Em 1940 entrou na medicina URGS e formou-se em 1946, aos vinte e três anos em Porto Alegre. Exerceu clínica e cirurgia geral durante os últimos 50 anos de profissão, sempre pela medicina livre, sem vínculos empregatícios.
Livros publicados: Céu de Estrelas – 1951 (reeditado); O Julgamento de Tiradentes – 1980 (peça teatral); O Segredo do Pântano – 1983 (peça encenada pelo Grupo Teatral Eugênio Marcheti, de Herval d´Oeste); Poesias Melancólicas – 1994; Noite de Lua – 1996; Cadeira de Balanço - 1998; Confeitos de quimera – 2000; Cantares de um vulcão quase extinto – 2005
Além de sonetos e poemas, Russowsky também produzia excelentes Trovas líricas, humorísticas, patrióticas, religiosas. Sua inspiração privilegiada não conhecia limites. Suas poesias foram exaustivamente publicadas em jornais, revistas, boletins, antologias etc e divulgados em programas radiofônicos e televisivos. Conquistou mais de 400 prêmios literários no Brasil e no exterior.

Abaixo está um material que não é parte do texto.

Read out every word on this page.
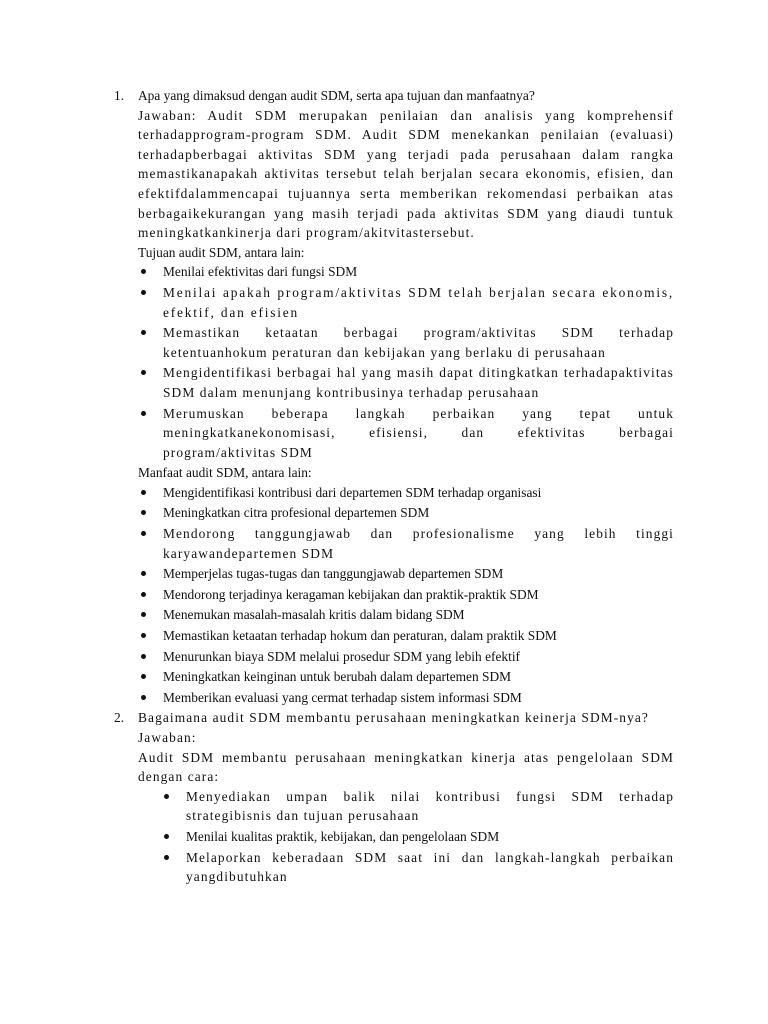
1.	Apa yang dimaksud dengan audit SDM, serta apa tujuan dan manfaatnya?

Jawaban: Audit SDM merupakan penilaian dan analisis yang komprehensif terhadapprogram-program SDM. Audit SDM menekankan penilaian (evaluasi) terhadapberbagai aktivitas SDM yang terjadi pada perusahaan dalam rangka memastikanapakah aktivitas tersebut telah berjalan secara ekonomis, efisien, dan efektifdalammencapai tujuannya serta memberikan rekomendasi perbaikan atas berbagaikekurangan yang masih terjadi pada aktivitas SDM yang diaudi tuntuk meningkatkankinerja dari program/akitvitastersebut.

Tujuan audit SDM, antara lain:

Menilai efektivitas dari fungsi SDM
Menilai apakah program/aktivitas SDM telah berjalan secara ekonomis, efektif, dan efisien
Memastikan ketaatan berbagai program/aktivitas SDM terhadap ketentuanhokum peraturan dan kebijakan yang berlaku di perusahaan
Mengidentifikasi berbagai hal yang masih dapat ditingkatkan terhadapaktivitas SDM dalam menunjang kontribusinya terhadap perusahaan
Merumuskan beberapa langkah perbaikan yang tepat untuk meningkatkanekonomisasi, efisiensi, dan efektivitas berbagai program/aktivitas SDM

Manfaat audit SDM, antara lain:

Mengidentifikasi kontribusi dari departemen SDM terhadap organisasi
Meningkatkan citra profesional departemen SDM
Mendorong tanggungjawab dan profesionalisme yang lebih tinggi karyawandepartemen SDM
Memperjelas tugas-tugas dan tanggungjawab departemen SDM
Mendorong terjadinya keragaman kebijakan dan praktik-praktik SDM
Menemukan masalah-masalah kritis dalam bidang SDM
Memastikan ketaatan terhadap hokum dan peraturan, dalam praktik SDM
Menurunkan biaya SDM melalui prosedur SDM yang lebih efektif
Meningkatkan keinginan untuk berubah dalam departemen SDM
Memberikan evaluasi yang cermat terhadap sistem informasi SDM
2.	Bagaimana audit SDM membantu perusahaan meningkatkan keinerja SDM-nya?

Jawaban:

Audit SDM membantu perusahaan meningkatkan kinerja atas pengelolaan SDM dengan cara:

Menyediakan umpan balik nilai kontribusi fungsi SDM terhadap strategibisnis dan tujuan perusahaan
Menilai kualitas praktik, kebijakan, dan pengelolaan SDM
Melaporkan keberadaan SDM saat ini dan langkah-langkah perbaikan yangdibutuhkan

Sócio fundador do Lions Clube de Joaçaba - SC.
Membro da Academia Catarinense de Letras;
Diretor Literário da SCAJHO – Sociedade de Cultura Artística Joaçaba e Herval d´Oeste;
Era proprietário do Hospital São Miguel, o maior e mais bem aparelhado da região e do Hotel Jaraguá, em Joaçaba, SC.
Faleceu no dia 3 de outubro de 2009, de acidente automobilístico.